Additionally, Ocasio-Cortez’s combative tone about abortion access mirrors young voters’ attitudes. A poll of Gen Z and Millennial adults showed the top emotion they felt toward the Dobbs decision was anger (24%). AOC captured this defiance in a June 28, 2022 tweet, where she thumbed her nose at Republicans chastising her for showing her followers how to skirt abortion bans. And this past week, when a federal judge moved to suspend access to medication abortion, she called for the Biden administration to simply defy the judge.

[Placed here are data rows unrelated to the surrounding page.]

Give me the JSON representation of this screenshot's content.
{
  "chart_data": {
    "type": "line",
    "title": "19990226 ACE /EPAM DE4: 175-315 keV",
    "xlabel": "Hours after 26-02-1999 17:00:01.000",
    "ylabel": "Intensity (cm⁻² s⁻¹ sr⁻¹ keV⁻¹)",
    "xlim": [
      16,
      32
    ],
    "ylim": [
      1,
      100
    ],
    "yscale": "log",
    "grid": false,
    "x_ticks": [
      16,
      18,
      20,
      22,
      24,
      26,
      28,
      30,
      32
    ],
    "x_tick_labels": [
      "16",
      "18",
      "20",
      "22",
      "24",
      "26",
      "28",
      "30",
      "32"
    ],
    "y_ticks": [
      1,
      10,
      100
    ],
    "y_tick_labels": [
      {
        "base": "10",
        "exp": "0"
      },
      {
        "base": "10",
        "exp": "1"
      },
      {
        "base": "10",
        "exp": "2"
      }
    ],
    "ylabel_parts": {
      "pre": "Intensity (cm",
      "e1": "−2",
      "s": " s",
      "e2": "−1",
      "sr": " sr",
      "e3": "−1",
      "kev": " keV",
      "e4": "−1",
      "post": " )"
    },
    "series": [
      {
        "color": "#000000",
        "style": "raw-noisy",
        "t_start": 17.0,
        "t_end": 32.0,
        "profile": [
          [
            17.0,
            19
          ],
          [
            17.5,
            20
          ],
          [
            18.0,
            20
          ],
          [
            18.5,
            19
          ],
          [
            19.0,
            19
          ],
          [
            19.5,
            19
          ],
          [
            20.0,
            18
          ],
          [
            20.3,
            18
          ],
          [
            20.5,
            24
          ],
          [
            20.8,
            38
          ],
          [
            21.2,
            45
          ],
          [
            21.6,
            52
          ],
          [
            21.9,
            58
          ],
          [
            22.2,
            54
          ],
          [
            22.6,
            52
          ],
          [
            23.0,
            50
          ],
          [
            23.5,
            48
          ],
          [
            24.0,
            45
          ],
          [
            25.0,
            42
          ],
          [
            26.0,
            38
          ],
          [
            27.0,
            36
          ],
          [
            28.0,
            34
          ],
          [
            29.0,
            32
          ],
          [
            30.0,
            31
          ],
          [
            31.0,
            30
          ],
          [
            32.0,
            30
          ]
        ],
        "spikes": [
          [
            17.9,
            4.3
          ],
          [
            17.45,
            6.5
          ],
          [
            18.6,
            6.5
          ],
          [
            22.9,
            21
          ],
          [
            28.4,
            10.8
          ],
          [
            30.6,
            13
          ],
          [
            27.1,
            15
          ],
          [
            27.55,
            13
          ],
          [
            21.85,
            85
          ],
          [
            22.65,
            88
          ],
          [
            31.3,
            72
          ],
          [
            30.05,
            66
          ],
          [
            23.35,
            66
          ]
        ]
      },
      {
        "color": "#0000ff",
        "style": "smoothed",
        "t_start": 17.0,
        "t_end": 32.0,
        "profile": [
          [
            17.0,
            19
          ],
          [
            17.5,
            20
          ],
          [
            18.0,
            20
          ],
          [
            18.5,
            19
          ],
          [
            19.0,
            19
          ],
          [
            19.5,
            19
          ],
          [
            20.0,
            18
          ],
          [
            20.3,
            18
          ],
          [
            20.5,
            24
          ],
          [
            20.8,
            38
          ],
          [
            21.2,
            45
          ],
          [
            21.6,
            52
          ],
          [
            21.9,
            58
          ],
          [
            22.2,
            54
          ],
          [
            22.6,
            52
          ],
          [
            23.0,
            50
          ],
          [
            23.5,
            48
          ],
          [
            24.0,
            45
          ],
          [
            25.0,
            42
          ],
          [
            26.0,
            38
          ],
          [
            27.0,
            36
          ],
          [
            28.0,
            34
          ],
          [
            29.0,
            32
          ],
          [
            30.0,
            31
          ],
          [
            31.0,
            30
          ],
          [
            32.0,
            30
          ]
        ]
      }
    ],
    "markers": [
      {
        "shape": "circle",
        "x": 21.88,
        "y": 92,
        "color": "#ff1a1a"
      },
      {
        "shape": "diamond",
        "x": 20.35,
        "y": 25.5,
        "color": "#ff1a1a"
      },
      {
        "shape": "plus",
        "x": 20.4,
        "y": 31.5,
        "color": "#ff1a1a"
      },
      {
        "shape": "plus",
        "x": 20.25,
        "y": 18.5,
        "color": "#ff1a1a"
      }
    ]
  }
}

The Biden Administration and Democrats have begun using some elements of Ocasio-Cortez’s playbook by meeting voters in the digital spaces where they spend their time. At the onset of the Russia-Ukraine War, the White House gathered 30 top TikTok stars to brief them on the conflict so they could relay accurate information to their young followers. And at the 2023 State of the Union, California Representative. Nanette Díaz Barragán brought Olivia Julianna, a strategist for the social media activist group Gen Z for Change, as her guest. Before his speech, Julianna tweeted a thank you to President Biden for American Rescue Plan Funding that helped put her through college. That tweet got more than 750,000 impressions—far more reach among young people than primetime cable.
Sustaining long-term political engagement with young people requires embracing relatable messengers who understand their generation’s struggles and inhabit the same digital and physical spaces. To break through the noise, this messaging must tangibly convey the direct impact of accomplishments on young voters’ top issues and channel the emotions they feel about those issues.